The Attribution Reporting Simulation Library allows you to examine the impact of the Attribution Reporting API by taking historical data and presenting it as if it were collected by the API in real-time. This allows you to compare historical conversion numbers with Attribution Reporting Simulation Library results to see how reporting accuracy would change. You can also use the Simulation Library to experiment with different aggregation key structures and batching strategies, and train optimization models on Simulation Library reports to compare projected performance with models based on current data.
The Attribution Reporting Simulation Library provides a simplified mock environment, allowing you to test parameters and evaluate how the API can satisfy ad tech measurement use cases while making minimal investments in local infrastructure and resources.

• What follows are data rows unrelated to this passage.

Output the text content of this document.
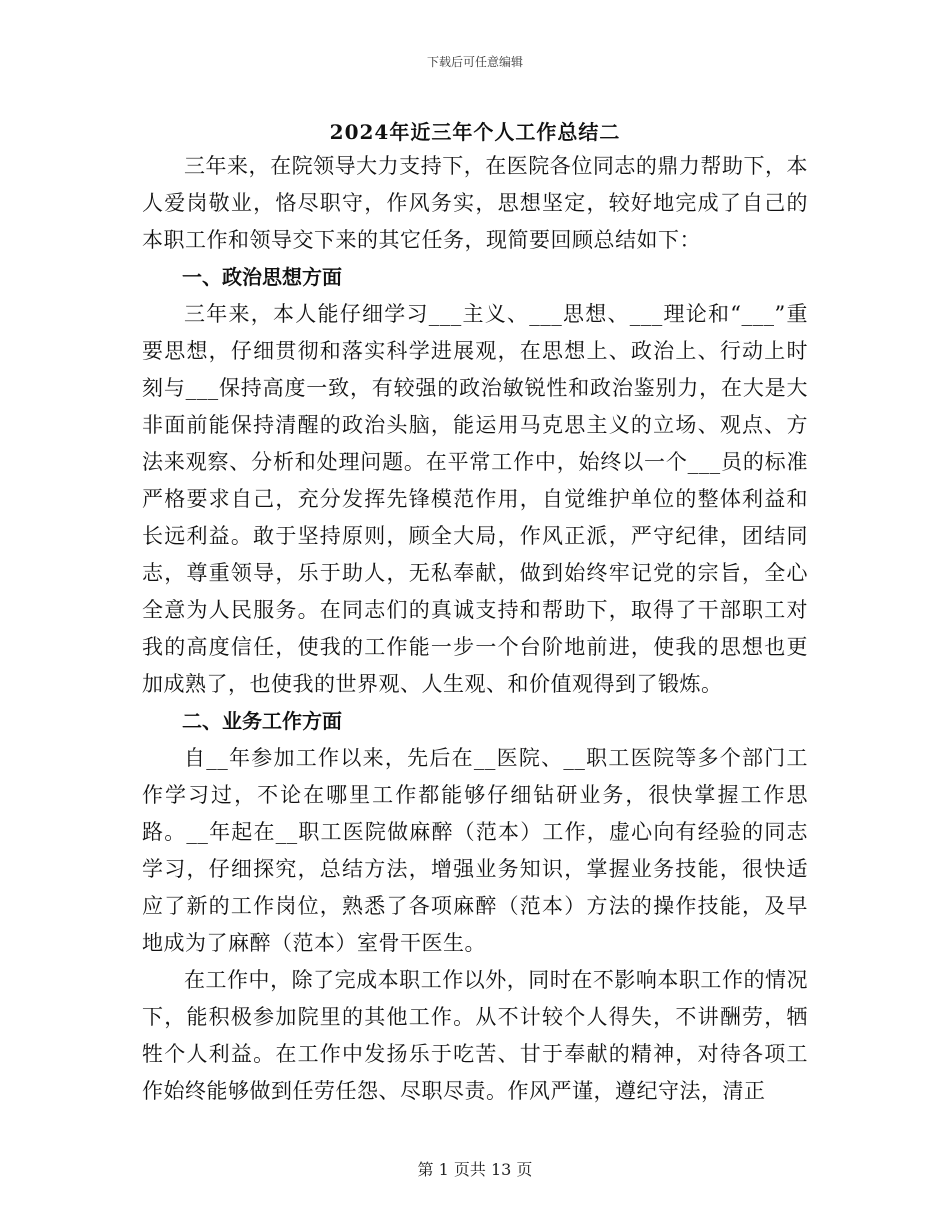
下载后可任意编辑
2024年近三年个人工作总结二

三年来，在院领导大力支持下，在医院各位同志的鼎力帮助下，本人爱岗敬业，恪尽职守，作风务实，思想坚定，较好地完成了自己的本职工作和领导交下来的其它任务，现简要回顾总结如下：

一、政治思想方面

三年来，本人能仔细学习___主义、___思想、___理论和“___”重要思想，仔细贯彻和落实科学进展观，在思想上、政治上、行动上时刻与___保持高度一致，有较强的政治敏锐性和政治鉴别力，在大是大非面前能保持清醒的政治头脑，能运用马克思主义的立场、观点、方法来观察、分析和处理问题。在平常工作中，始终以一个___员的标准严格要求自己，充分发挥先锋模范作用，自觉维护单位的整体利益和长远利益。敢于坚持原则，顾全大局，作风正派，严守纪律，团结同志，尊重领导，乐于助人，无私奉献，做到始终牢记党的宗旨，全心全意为人民服务。在同志们的真诚支持和帮助下，取得了干部职工对我的高度信任，使我的工作能一步一个台阶地前进，使我的思想也更加成熟了，也使我的世界观、人生观、和价值观得到了锻炼。

二、业务工作方面

自__年参加工作以来，先后在__医院、__职工医院等多个部门工作学习过，不论在哪里工作都能够仔细钻研业务，很快掌握工作思路。__年起在__职工医院做麻醉（范本）工作，虚心向有经验的同志学习，仔细探究，总结方法，增强业务知识，掌握业务技能，很快适应了新的工作岗位，熟悉了各项麻醉（范本）方法的操作技能，及早地成为了麻醉（范本）室骨干医生。

在工作中，除了完成本职工作以外，同时在不影响本职工作的情况下，能积极参加院里的其他工作。从不计较个人得失，不讲酬劳，牺牲个人利益。在工作中发扬乐于吃苦、甘于奉献的精神，对待各项工作始终能够做到任劳任怨、尽职尽责。作风严谨，遵纪守法，清正

第 1 页共 13 页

This document shows you how to get up and running with the Attribution Reporting Simulation Library. For more details, see OVERVIEW.md
This repository depends on Bazel 4.2.2 with JDK 11 and Python 3.8. The following environment variables should be set in your local environment (the exact location will depend on your environment):
JAVA_HOME=/usr/lib/jvm/java-11-openjdk-amd64
python=/usr/local/bin/python
The library uses general simulation related arguments which can be passed in the CLI. Following is the list of such arguments:
Running Python wrapper | Running java code | Description |
---|---|---|
input_directory | inputDirectory | The top level directory of where the library will get its inputs |
output_directory | outputDirectory | The directory that will hold results from the simulation |
source_start_date | sourceStartDate | The first date of attribution source events |
source_end_date | sourceEndDate | The last date of attribution source events, should come on or after source_start_date |
attribution_source_file_name | attributionSourceFileName | The file name that will be used to identify the files that hold attribution source events. Default value: "attribution_source.json" |
trigger_start_date | triggerStartDate | The first date of trigger events |
trigger_end_date | triggerEndDate | The last date of trigger events, should come on or after trigger_start_date |
trigger_file_name | triggerFileName | The file name that will be used to identify the files that hold trigger events. Default value: "trigger.json" |
extension_event_start_date | extensionEventStartDate | The first date of install/uninstall events |
extension_event_end_date | extensionEventEndDate | The last date of install/uninstall events, should come on or after extension_event_start_date |
extension_event_file_name | extensionEventFileName | The file name that will be used to identify the files that hold install/uninstall events. Default value: "extension.json" |
The library allows you to configure the privacy params for both Event and Aggregate API. These params are located in the library's config
directory:
- AggregationArgs.properties: Configurable params for Aggregation service.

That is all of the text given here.